How To Use This Site


This blog was updated on a daily basis for about two years, with those daily entries ceasing on December 31, 2013. The blog is still active, however, and we hope that people stopping in, who find something lacking, will add to the daily entries.

The blog still receives new posts as well, but now it receives them on items of Wyoming history. That has always been a feature of the blog, but Wyoming's history is rich and there are many items that are not fully covered here, if covered at all. Over time, we hope to remedy that.

You can obtain an entire month's listings by hitting on the appropriate month below, or an individual day by hitting on that calendar date.

We hope you enjoy this site.

Sunday, March 24, 2013

March 24

1825 Texas officially opened to American settlers.

1834 John Wesley Powell born.

1890 School at St. Stephens opened.

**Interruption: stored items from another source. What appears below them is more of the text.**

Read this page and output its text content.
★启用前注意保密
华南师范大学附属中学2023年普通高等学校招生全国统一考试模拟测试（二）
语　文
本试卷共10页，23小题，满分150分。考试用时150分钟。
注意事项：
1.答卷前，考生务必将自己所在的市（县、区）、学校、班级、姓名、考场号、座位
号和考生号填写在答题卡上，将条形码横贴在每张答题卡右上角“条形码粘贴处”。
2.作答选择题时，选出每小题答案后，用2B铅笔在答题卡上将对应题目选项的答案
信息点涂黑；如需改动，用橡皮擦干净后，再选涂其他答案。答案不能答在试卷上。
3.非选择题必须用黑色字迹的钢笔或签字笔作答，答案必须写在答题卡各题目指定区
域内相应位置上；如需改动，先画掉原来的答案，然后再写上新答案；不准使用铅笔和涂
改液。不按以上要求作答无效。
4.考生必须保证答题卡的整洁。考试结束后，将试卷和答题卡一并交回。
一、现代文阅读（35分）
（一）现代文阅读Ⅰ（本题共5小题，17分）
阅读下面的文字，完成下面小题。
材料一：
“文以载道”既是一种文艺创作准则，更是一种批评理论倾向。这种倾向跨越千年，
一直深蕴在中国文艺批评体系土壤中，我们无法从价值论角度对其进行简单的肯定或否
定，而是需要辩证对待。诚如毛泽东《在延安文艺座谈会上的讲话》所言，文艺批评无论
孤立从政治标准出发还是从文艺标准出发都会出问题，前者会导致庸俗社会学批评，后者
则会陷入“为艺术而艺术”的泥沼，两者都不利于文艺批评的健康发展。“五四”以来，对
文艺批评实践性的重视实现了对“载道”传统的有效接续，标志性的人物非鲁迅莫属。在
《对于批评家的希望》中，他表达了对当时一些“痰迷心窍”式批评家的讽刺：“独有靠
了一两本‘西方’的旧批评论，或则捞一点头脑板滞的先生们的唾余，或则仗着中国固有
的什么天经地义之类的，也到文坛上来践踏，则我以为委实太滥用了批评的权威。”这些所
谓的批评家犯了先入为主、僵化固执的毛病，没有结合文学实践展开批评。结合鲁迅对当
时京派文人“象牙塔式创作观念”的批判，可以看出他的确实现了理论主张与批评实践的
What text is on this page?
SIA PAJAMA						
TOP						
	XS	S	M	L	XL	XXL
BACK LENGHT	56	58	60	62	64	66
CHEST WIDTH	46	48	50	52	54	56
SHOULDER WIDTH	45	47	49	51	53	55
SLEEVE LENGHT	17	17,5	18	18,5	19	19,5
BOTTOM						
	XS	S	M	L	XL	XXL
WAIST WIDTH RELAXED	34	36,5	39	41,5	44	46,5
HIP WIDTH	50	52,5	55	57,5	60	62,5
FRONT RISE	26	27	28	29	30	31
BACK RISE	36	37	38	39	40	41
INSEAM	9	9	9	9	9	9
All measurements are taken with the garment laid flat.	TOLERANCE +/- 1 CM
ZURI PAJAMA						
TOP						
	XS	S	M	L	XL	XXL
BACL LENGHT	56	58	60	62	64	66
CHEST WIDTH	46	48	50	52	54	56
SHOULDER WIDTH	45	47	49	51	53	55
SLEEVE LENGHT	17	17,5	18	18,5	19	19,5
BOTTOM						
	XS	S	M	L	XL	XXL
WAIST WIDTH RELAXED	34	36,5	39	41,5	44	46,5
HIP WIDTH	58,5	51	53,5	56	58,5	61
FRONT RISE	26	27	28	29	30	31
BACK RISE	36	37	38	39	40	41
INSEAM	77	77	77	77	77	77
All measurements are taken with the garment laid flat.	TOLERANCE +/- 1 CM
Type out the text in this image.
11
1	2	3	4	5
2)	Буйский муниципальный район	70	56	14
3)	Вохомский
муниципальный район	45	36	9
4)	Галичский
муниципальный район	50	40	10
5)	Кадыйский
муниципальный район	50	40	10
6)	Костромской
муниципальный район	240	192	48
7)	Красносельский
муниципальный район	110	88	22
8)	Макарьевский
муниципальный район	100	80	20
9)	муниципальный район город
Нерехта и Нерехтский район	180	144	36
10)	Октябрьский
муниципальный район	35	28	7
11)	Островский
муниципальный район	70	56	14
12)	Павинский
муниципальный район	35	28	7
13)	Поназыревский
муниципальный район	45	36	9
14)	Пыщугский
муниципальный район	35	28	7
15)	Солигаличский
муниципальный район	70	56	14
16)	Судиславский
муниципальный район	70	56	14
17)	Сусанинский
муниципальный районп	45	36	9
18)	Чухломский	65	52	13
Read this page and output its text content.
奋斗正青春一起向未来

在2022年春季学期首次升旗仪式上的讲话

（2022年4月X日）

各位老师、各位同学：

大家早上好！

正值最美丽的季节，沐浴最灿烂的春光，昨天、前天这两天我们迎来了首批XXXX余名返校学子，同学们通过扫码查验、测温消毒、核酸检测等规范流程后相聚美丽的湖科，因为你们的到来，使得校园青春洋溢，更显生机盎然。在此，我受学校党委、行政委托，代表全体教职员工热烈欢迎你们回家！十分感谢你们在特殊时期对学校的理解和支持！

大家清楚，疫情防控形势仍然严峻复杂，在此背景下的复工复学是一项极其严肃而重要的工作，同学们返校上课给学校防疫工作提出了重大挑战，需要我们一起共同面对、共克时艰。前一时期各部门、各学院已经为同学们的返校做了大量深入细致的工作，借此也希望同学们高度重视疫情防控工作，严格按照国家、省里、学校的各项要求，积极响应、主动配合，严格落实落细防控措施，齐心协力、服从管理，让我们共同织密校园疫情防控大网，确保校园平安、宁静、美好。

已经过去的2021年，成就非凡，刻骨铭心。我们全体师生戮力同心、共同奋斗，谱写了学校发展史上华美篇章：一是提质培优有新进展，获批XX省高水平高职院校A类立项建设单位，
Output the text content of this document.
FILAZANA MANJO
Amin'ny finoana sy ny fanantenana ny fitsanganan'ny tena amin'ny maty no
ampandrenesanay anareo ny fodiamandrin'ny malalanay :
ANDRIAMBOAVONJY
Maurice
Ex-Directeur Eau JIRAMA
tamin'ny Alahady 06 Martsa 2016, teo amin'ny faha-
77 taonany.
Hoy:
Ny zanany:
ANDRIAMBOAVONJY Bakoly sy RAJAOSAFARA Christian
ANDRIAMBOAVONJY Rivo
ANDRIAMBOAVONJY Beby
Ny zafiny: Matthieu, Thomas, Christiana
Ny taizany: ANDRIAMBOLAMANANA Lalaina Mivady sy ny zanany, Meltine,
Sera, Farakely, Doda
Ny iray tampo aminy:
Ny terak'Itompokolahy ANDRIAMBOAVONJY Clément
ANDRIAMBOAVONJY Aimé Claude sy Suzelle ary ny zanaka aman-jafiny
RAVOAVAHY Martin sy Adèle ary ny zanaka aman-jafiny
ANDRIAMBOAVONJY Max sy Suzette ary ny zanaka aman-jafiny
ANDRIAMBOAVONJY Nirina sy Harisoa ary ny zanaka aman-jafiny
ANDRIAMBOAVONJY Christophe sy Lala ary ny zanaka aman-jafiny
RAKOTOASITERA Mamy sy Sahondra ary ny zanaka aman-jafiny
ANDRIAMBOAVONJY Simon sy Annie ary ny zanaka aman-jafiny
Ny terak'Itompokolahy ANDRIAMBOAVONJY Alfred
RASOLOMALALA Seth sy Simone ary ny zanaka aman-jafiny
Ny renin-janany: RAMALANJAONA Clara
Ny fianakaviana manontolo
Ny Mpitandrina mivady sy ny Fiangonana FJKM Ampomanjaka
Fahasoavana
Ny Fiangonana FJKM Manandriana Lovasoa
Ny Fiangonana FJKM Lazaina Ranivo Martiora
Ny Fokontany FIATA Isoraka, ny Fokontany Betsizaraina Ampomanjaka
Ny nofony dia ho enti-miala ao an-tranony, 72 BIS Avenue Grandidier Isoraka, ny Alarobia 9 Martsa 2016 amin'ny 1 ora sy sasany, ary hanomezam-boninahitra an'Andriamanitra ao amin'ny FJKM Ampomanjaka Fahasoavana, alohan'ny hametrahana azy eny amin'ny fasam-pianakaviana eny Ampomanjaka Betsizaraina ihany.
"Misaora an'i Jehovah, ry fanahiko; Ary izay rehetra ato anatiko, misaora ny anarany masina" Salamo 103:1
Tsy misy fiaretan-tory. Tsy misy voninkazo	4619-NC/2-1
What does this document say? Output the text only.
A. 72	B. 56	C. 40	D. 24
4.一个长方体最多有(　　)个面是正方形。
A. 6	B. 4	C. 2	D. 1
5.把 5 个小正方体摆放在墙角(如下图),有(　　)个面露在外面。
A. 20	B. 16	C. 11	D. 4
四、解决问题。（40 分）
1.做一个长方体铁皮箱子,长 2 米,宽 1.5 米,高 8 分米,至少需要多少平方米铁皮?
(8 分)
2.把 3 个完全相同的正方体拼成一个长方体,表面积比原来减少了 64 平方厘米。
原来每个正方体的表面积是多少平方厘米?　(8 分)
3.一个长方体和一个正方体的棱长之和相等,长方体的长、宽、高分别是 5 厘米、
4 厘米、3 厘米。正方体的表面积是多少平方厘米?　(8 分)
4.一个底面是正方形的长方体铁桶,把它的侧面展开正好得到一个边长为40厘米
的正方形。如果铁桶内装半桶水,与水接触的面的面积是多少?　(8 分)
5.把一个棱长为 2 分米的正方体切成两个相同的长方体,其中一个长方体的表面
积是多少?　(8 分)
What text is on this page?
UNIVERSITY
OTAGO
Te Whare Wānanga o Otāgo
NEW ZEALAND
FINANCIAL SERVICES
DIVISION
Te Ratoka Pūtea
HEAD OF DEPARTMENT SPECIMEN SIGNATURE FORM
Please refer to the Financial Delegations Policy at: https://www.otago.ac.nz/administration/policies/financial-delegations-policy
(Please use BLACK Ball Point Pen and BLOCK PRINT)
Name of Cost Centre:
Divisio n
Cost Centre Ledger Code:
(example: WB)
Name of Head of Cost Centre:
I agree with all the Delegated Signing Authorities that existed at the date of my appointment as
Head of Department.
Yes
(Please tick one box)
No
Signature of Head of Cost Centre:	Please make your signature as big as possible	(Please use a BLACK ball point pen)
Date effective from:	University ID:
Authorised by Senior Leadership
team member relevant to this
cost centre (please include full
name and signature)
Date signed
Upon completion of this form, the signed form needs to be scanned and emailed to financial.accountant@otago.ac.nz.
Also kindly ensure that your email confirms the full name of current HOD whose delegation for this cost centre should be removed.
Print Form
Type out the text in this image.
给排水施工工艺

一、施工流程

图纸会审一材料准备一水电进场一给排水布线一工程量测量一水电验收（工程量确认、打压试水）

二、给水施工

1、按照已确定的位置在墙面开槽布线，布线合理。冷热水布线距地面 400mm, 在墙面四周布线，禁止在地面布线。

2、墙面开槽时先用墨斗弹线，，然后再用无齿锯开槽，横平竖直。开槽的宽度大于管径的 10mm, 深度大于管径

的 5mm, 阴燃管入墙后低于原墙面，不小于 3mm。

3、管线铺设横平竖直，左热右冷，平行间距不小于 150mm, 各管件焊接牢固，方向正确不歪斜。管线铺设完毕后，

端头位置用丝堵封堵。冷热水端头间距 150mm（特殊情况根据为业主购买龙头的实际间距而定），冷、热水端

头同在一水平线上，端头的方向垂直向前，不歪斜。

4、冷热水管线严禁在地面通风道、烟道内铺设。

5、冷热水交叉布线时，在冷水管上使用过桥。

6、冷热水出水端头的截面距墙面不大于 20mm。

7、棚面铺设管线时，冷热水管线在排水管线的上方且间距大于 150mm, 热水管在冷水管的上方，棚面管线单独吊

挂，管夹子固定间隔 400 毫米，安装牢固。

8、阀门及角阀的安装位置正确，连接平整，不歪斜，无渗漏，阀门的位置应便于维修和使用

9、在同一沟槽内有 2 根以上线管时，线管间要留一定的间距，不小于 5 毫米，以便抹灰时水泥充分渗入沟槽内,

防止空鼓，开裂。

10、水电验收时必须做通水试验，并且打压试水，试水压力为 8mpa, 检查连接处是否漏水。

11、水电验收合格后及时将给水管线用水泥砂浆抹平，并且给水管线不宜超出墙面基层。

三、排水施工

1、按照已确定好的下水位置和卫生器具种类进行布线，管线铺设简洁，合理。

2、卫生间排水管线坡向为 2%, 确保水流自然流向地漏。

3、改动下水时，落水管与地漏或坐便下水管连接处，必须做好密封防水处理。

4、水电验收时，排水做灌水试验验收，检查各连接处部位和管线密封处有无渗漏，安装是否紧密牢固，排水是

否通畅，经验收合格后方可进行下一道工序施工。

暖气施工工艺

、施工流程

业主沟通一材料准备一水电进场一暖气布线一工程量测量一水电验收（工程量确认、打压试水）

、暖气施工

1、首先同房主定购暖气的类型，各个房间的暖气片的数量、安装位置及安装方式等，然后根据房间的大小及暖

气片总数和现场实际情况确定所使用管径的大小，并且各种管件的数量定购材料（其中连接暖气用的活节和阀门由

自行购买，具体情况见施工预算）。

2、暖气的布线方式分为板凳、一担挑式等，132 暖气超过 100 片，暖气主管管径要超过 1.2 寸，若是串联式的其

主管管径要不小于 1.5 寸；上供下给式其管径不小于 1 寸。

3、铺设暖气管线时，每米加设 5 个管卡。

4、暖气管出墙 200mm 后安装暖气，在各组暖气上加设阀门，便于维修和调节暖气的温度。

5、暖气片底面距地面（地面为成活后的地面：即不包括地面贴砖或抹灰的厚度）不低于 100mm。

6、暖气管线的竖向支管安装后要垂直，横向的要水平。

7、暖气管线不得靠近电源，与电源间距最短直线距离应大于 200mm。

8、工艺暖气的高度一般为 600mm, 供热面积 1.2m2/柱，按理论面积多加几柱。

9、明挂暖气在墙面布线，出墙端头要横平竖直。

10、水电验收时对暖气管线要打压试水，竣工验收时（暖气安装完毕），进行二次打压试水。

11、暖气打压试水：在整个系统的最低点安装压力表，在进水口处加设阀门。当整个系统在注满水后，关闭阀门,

Attribution:  Wyoming State Historical Society.

1916   The Punitive Expedition: Casper Daily Press, March 24, 1916
 

1917   The Cheyenne State Leader for March 24, 1917: Germans raising army in Mexico?
 


It's odd to see how focused on Mexico the US remained as it started to rush towards war with Germany.  In today's leader we learn, supposedly, that Germans were flooding in from Guatemala to form an army in Mexico.

Something like that, you'd think, would be fairly easy to notice.
1934 Rodeo promoter, race horse owner, and rancher Charles Irwin funeral in Cheyenne, Wyoming. Gen. Pershing was one of his honorary pallbearers.

Irwin is little recalled today, but he was a major entertainment figure during his lifetime. He is sometimes mentioned as possibly having a role in Tom Horn's attempted escape from the Laramie County jail, but there's little evidence to suggest that is true, and Irwin never commented on it. His weight climbed enormously in his later years, and as a result a special coffin had to be built for the 5'4" 500 lbs Irwin. He died at 59 years of age, from injuries sustained in an automobile accident, with the automobile having been driven by his son in law.

1939  Earl Durand killed while robbing a bank in Powell.  Durand has been popularized in legend as a latter day mountain man and the "Tarzan of the Tetons".  In reality, he was a Powell area farm kid with a fair degree of woodcraft knowledge, a not atypical set of regional skills then or later. He was arrested in the early spring of 1939 for poaching but broke out of jail and then took a deputy sheriff and town marshal hostage and forced them to  his parents home, where he killed them.  He lived in the mountains for a period of days, and then chose to rob the Powell bank for reasons that remain debated.

1966 The Selective Service announced the enactment of college deferments based on performance.
Elsewhere:

1883     Long-distance telephone service was inaugurated between Chicago and New York City.

1944   76 Allied officers escaped Stalag Luft 3, which was later the topic of Paul Brickall's book "The Great Escape."

1975 The North Vietnamese commence the offensive that would defeat the Republic of Vietnam.